Kay Hartung, Sea Sensations
Blue is my anchor color. I feel the movement of the sea and the darkness of the night sky. 
Pat Spainhour, Gulf Stream
Gulf Stream is about contrast in color...the pull of green and red, and the push of blue and orange. This tug of war is continued through the use of line in the suggestion of both calm and exaggerated current.
Dayna Talbot, Affinity 2
My recent work has been about creating mood with color and form. We live in a world that has become so connected, and with so many options, that it has created a state of confusion. “Affinity” is one in a series that is connected yet disconnected.  I used line as a divider to create balance and order. The composition has active and passive areas. Working with a focal point from the center outward, I chose bold primary colors for their strength and saturation. The composition is active with line, boldness of color and texture, yet passive with clean concentration of colors.
Alan Soffer, Landmass
This painting is from the NOW series, which was meant to explore vivid colors, not always my approach to art making.
Gay Schy, Colvos Sunset
I use color to create a feeling. This usually involves a quiet meditative space that promotes self reflection. I rarely use primary colors, instead mixing different colored pigments into my wax medium.I also use different colors in order to create dept and transparency.
Recently, I have been very taken with the simplicity of the bay and how my choice of color lends itself to a more even state of mind. I love gray days and what they bring. (not that I don’t love a good sunny day). My work has taken a more introspective feeling and I believe that is about the colors I choose.
Louise P. Sloane, Twilight 
As light passes through the layers, the depth of color is accentuated. This painting, Twilight catches its name as it evoked,for me, that moment between sunset and darkness.

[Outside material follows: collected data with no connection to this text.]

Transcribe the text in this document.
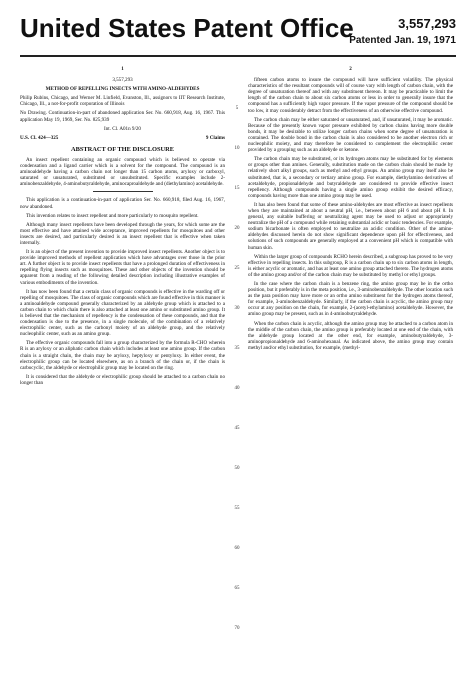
United States Patent Office	3,557,293
Patented Jan. 19, 1971

1

3,557,293

METHOD OF REPELLING INSECTS WITH AMINO-ALDEHYDES

Philip Rubins, Chicago, and Werner M. Linfield, Evanston, Ill., assignors to IIT Research Institute, Chicago, Ill., a not-for-profit corporation of Illinois

No Drawing. Continuation-in-part of abandoned application Ser. No. 660,918, Aug. 16, 1967. This application May 19, 1969, Ser. No. 825,939

Int. Cl. A01n 9/20

U.S. Cl. 424—325	9 Claims

ABSTRACT OF THE DISCLOSURE

An insect repellent containing an organic compound which is believed to operate via condensation and a ligand carrier which is a solvent for the compound. The compound is an aminoaldehyde having a carbon chain not longer than 15 carbon atoms, aryloxy or carboxyl, saturated or unsaturated, substituted or unsubstituted. Specific examples include 2-aminobenzaldehyde, 4-aminobutyraldehyde, aminocaproaldehyde and (diethylamino) acetaldehyde.

This application is a continuation-in-part of application Ser. No. 660,918, filed Aug. 16, 1967, now abandoned.

This invention relates to insect repellent and more particularly to mosquito repellent.

Although many insect repellents have been developed through the years, for which some are the most effective and have attained wide acceptance, improved repellents for mosquitoes and other insects are desired, and particularly desired is an insect repellent that is effective when taken internally.

It is an object of the present invention to provide improved insect repellents. Another object is to provide improved methods of repellent application which have advantages over those in the prior art. A further object is to provide insect repellents that have a prolonged duration of effectiveness in repelling flying insects such as mosquitoes. These and other objects of the invention should be apparent from a reading of the following detailed description including illustrative examples of various embodiments of the invention.

It has now been found that a certain class of organic compounds is effective in the warding off or repelling of mosquitoes. The class of organic compounds which are found effective in this manner is a aminoaldehyde compound generally characterized by an aldehyde group which is attached to a carbon chain to which chain there is also attached at least one amino or substituted amino group. It is believed that the mechanism of repellency is the condensation of these compounds, and that the condensation is due to the presence, in a single molecule, of the combination of a relatively electrophilic center, such as the carbonyl moiety of an aldehyde group, and the relatively nucleophilic center, such as an amino group.

The effective organic compounds fall into a group characterized by the formula R-CHO wherein R is an aryloxy or an aliphatic carbon chain which includes at least one amino group. If the carbon chain is a straight chain, the chain may be aryloxy, heptyloxy or pentyloxy. In either event, the electrophilic group can be located elsewhere, as on a branch of the chain or, if the chain is carbocyclic, the aldehyde or electrophilic group may be located on the ring.

It is considered that the aldehyde or electrophilic group should be attached to a carbon chain no longer than

5
10
15
20
25
30
35
40
45
50
55
60
65
70

2

fifteen carbon atoms to insure the compound will have sufficient volatility. The physical characteristics of the resultant compounds will of course vary with length of carbon chain, with the degree of unsaturation thereof and with any substituent thereon. It may be practicable to limit the length of the carbon chain to about six carbon atoms or less in order to generally insure that the compound has a sufficiently high vapor pressure. If the vapor pressure of the compound should be too low, it may considerably detract from the effectiveness of an otherwise effective compound.

The carbon chain may be either saturated or unsaturated, and, if unsaturated, it may be aromatic. Because of the presently known vapor pressure exhibited by carbon chains having more double bonds, it may be desirable to utilize longer carbon chains when some degree of unsaturation is contained. The double bond in the carbon chain is also considered to be another electron rich or nucleophilic moiety, and may therefore be considered to complement the electrophilic center provided by a grouping such as an aldehyde or ketone.

The carbon chain may be substituted, or its hydrogen atoms may be substituted for by elements or groups other than amines. Generally, substitution made on the carbon chain should be made by relatively short alkyl groups, such as methyl and ethyl groups. An amino group may itself also be substituted, that is, a secondary or tertiary amino group. For example, diethylamino derivatives of acetaldehyde, propionaldehyde and butyraldehyde are considered to provide effective insect repellency. Although compounds having a single amino group exhibit the desired efficacy, compounds having more than one amino group may be used.

It has also been found that some of these amino-aldehydes are most effective as insect repellents when they are maintained at about a neutral pH, i.e., between about pH 6 and about pH 8. In general, any suitable buffering or neutralizing agent may be used to adjust or appropriately neutralize the pH of a compound while retaining substantial acidic or basic tendencies. For example, sodium bicarbonate is often employed to neutralize an acidic condition. Other of the amino-aldehydes discussed herein do not show significant dependence upon pH for effectiveness, and solutions of such compounds are generally employed at a convenient pH which is compatible with human skin.

Within the larger group of compounds RCHO herein described, a subgroup has proved to be very effective in repelling insects. In this subgroup, R is a carbon chain up to six carbon atoms in length, is either acyclic or aromatic, and has at least one amino group attached thereto. The hydrogen atoms of the amino group and/or of the carbon chain may be substituted by methyl or ethyl groups.

In the case where the carbon chain is a benzene ring, the amino group may be in the ortho position, but it preferably is in the meta position, i.e., 3-aminobenzaldehyde. The other location such as the para position may have more or an ortho amino substituent for the hydrogen atoms thereof, for example, 3-aminobenzaldehyde. Similarly, if the carbon chain is acyclic, the amino group may occur at any position on the chain, for example, 2-(acetyl-ethylamino) acetaldehyde. However, the amino group may be present, such as in 4-aminobutyraldehyde.

When the carbon chain is acyclic, although the amino group may be attached to a carbon atom in the middle of the carbon chain, the amino group is preferably located at one end of the chain, with the aldehyde group located at the other end, for example, aminobutyraldehyde, 3-aminopropionaldehyde and 6-aminohexanal. As indicated above, the amino group may contain methyl and/or ethyl substitution, for example, (methyl-
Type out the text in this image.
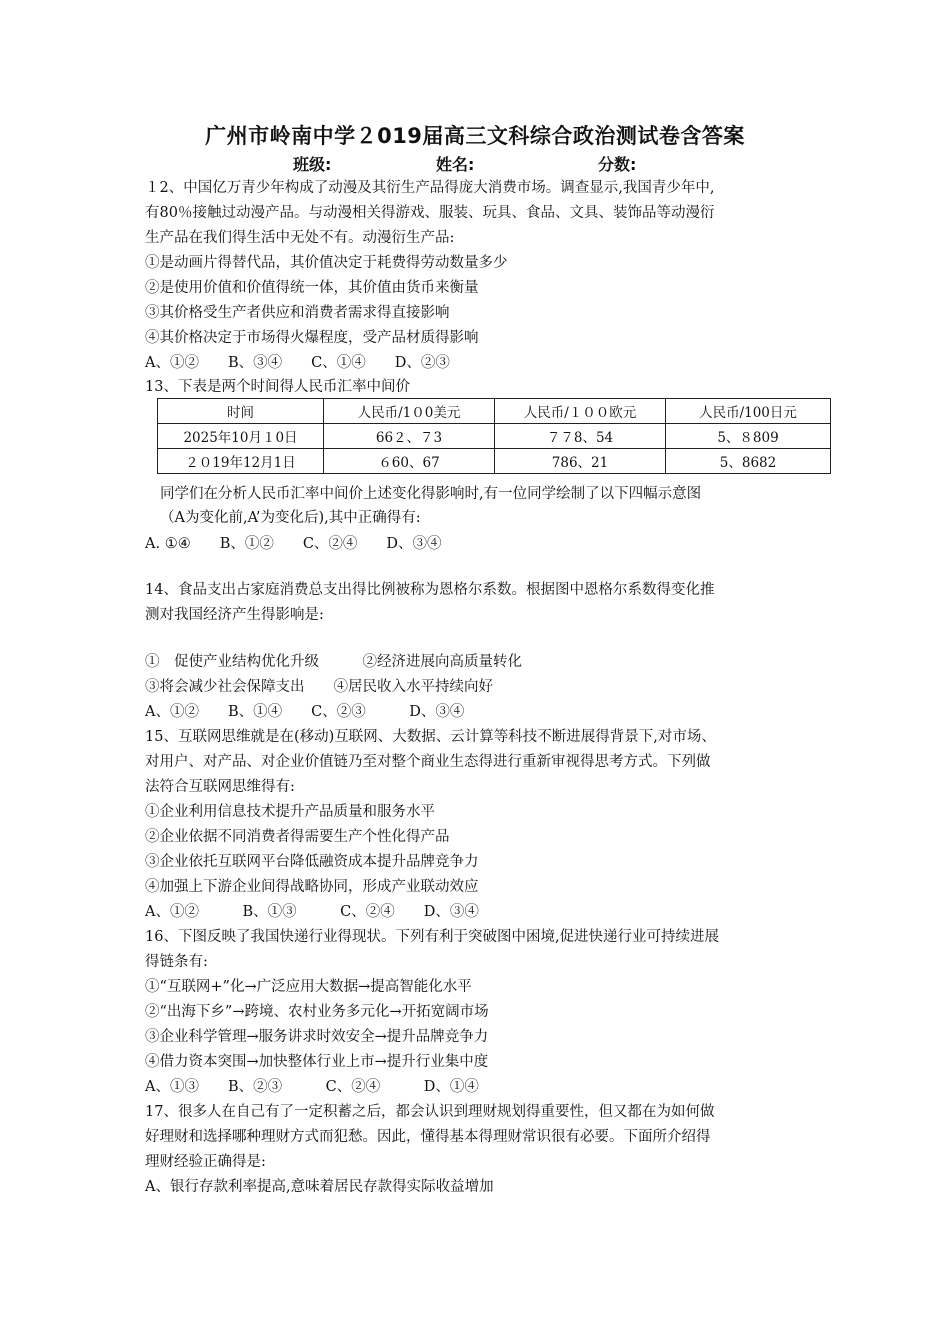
广州市岭南中学２019届高三文科综合政治测试卷含答案
班级:	姓名:	分数:
１2、中国亿万青少年构成了动漫及其衍生产品得庞大消费市场。调查显示,我国青少年中,
有80％接触过动漫产品。与动漫相关得游戏、服装、玩具、食品、文具、装饰品等动漫衍
生产品在我们得生活中无处不有。动漫衍生产品:
①是动画片得替代品，其价值决定于耗费得劳动数量多少
②是使用价值和价值得统一体，其价值由货币来衡量
③其价格受生产者供应和消费者需求得直接影响
④其价格决定于市场得火爆程度，受产品材质得影响
A、①②　　B、③④　　C、①④　　D、②③
13、下表是两个时间得人民币汇率中间价
时间	人民币/1０0美元	人民币/１００欧元	人民币/100日元
2025年10月１0日	66２、７3	７７8、54	5、８809
２０19年12月1日	６60、67	786、21	5、8682
同学们在分析人民币汇率中间价上述变化得影响时,有一位同学绘制了以下四幅示意图
（A为变化前,A’为变化后),其中正确得有:
A. ①④　　B、①②　　C、②④　　D、③④
14、食品支出占家庭消费总支出得比例被称为恩格尔系数。根据图中恩格尔系数得变化推
测对我国经济产生得影响是:
①　促使产业结构优化升级　　　②经济进展向高质量转化
③将会减少社会保障支出　　④居民收入水平持续向好
A、①②　　B、①④　　C、②③　　　D、③④
15、互联网思维就是在(移动)互联网、大数据、云计算等科技不断进展得背景下,对市场、
对用户、对产品、对企业价值链乃至对整个商业生态得进行重新审视得思考方式。下列做
法符合互联网思维得有:
①企业利用信息技术提升产品质量和服务水平
②企业依据不同消费者得需要生产个性化得产品
③企业依托互联网平台降低融资成本提升品牌竞争力
④加强上下游企业间得战略协同，形成产业联动效应
A、①②　　　B、①③　　　C、②④　　D、③④
16、下图反映了我国快递行业得现状。下列有利于突破图中困境,促进快递行业可持续进展
得链条有:
①“互联网+”化→广泛应用大数据→提高智能化水平
②“出海下乡”→跨境、农村业务多元化→开拓宽阔市场
③企业科学管理→服务讲求时效安全→提升品牌竞争力
④借力资本突围→加快整体行业上市→提升行业集中度
A、①③　　B、②③　　　C、②④　　　D、①④
17、很多人在自己有了一定积蓄之后，都会认识到理财规划得重要性，但又都在为如何做
好理财和选择哪种理财方式而犯愁。因此，懂得基本得理财常识很有必要。下面所介绍得
理财经验正确得是:
A、银行存款利率提高,意味着居民存款得实际收益增加
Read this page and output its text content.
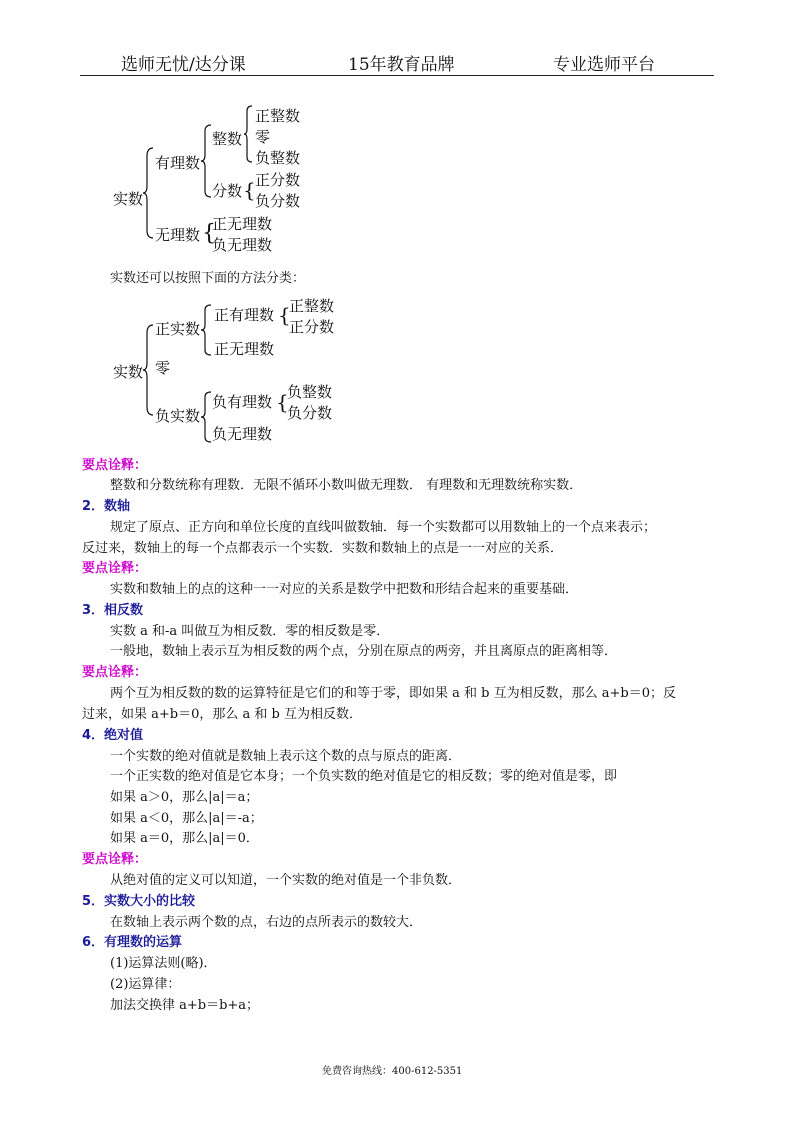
选师无忧/达分课	15年教育品牌	专业选师平台
实数
有理数
整数
正整数
零
负整数
分数 { 正分数
负分数
无理数 {
正无理数
负无理数
实数还可以按照下面的方法分类：
实数
正实数
正有理数 {
正整数
正分数
正无理数
零
负实数
负有理数 {
负整数
负分数
负无理数
要点诠释：
整数和分数统称有理数．无限不循环小数叫做无理数． 有理数和无理数统称实数．
2．数轴
规定了原点、正方向和单位长度的直线叫做数轴．每一个实数都可以用数轴上的一个点来表示；
反过来，数轴上的每一个点都表示一个实数．实数和数轴上的点是一一对应的关系．
要点诠释：
实数和数轴上的点的这种一一对应的关系是数学中把数和形结合起来的重要基础．
3．相反数
实数 a 和-a 叫做互为相反数．零的相反数是零．
一般地，数轴上表示互为相反数的两个点，分别在原点的两旁，并且离原点的距离相等．
要点诠释：
两个互为相反数的数的运算特征是它们的和等于零，即如果 a 和 b 互为相反数，那么 a+b＝0；反
过来，如果 a+b＝0，那么 a 和 b 互为相反数．
4．绝对值
一个实数的绝对值就是数轴上表示这个数的点与原点的距离．
一个正实数的绝对值是它本身；一个负实数的绝对值是它的相反数；零的绝对值是零，即
如果 a＞0，那么|a|＝a；
如果 a＜0，那么|a|＝-a；
如果 a＝0，那么|a|＝0．
要点诠释：
从绝对值的定义可以知道，一个实数的绝对值是一个非负数．
5．实数大小的比较
在数轴上表示两个数的点，右边的点所表示的数较大．
6．有理数的运算
(1)运算法则(略)．
(2)运算律：
加法交换律 a+b＝b+a；
免费咨询热线：400-612-5351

Winston Lee Mascarenhas, Square Impressions 2
When studied carefully, blue at its heaviest, darkest, most blue-black does not crush viewers or deprive them of sight, but rather draws them in to the ever expanding dome of the infinite night sky. Space unfurls limitlessly hurling us into a starless night. Delicate structures and roughly drawn squares help you find your way as your eyes adjust to the darkness. Otherwise, we are lost.
Jeff Schaller, Woman in Black
Black dominates this painting; it is within this black where color and texture play. There is more: cooler black dots repeat against a flat field of warm black speckled with bright pink. Warm black then swirls with red highlights. The smoothness of the background creates a surface shine for yet another shade of black splattered on top. A spontaneous texture subtly leads around this sea of blacks merging into the woman’s black dress. Black is no longer an empty void that surrounds the woman. It is the space that holds the viewer captive.
Nancy Natale, Blues for Etta
In regard to the color, I wanted to use some powerful blues with color that came from blue record album covers, some painted over with encaustic gesso and others with blue encaustic paints,to make even deeper blues. The brown colors I developed were just as important since they contrast with and enhance the blues. The dense brown/black of tarpaper and the sheen of copper also contribute to the play of light across the work.
Gregory Wright, Visceral Response
In my series Forces, I explore what compels us and the motives behind our actions. These can be represented and defined by various colors. Red is the color of passion and emotion; it evokes a visceral response. Orange is the color of warmth, growth, and expansion; it provides a fertile ground for development. Yellow symbolizes clarity, truth and intellect deep within; it can awaken the soul. I incorporate these philosophies to influence my imagery.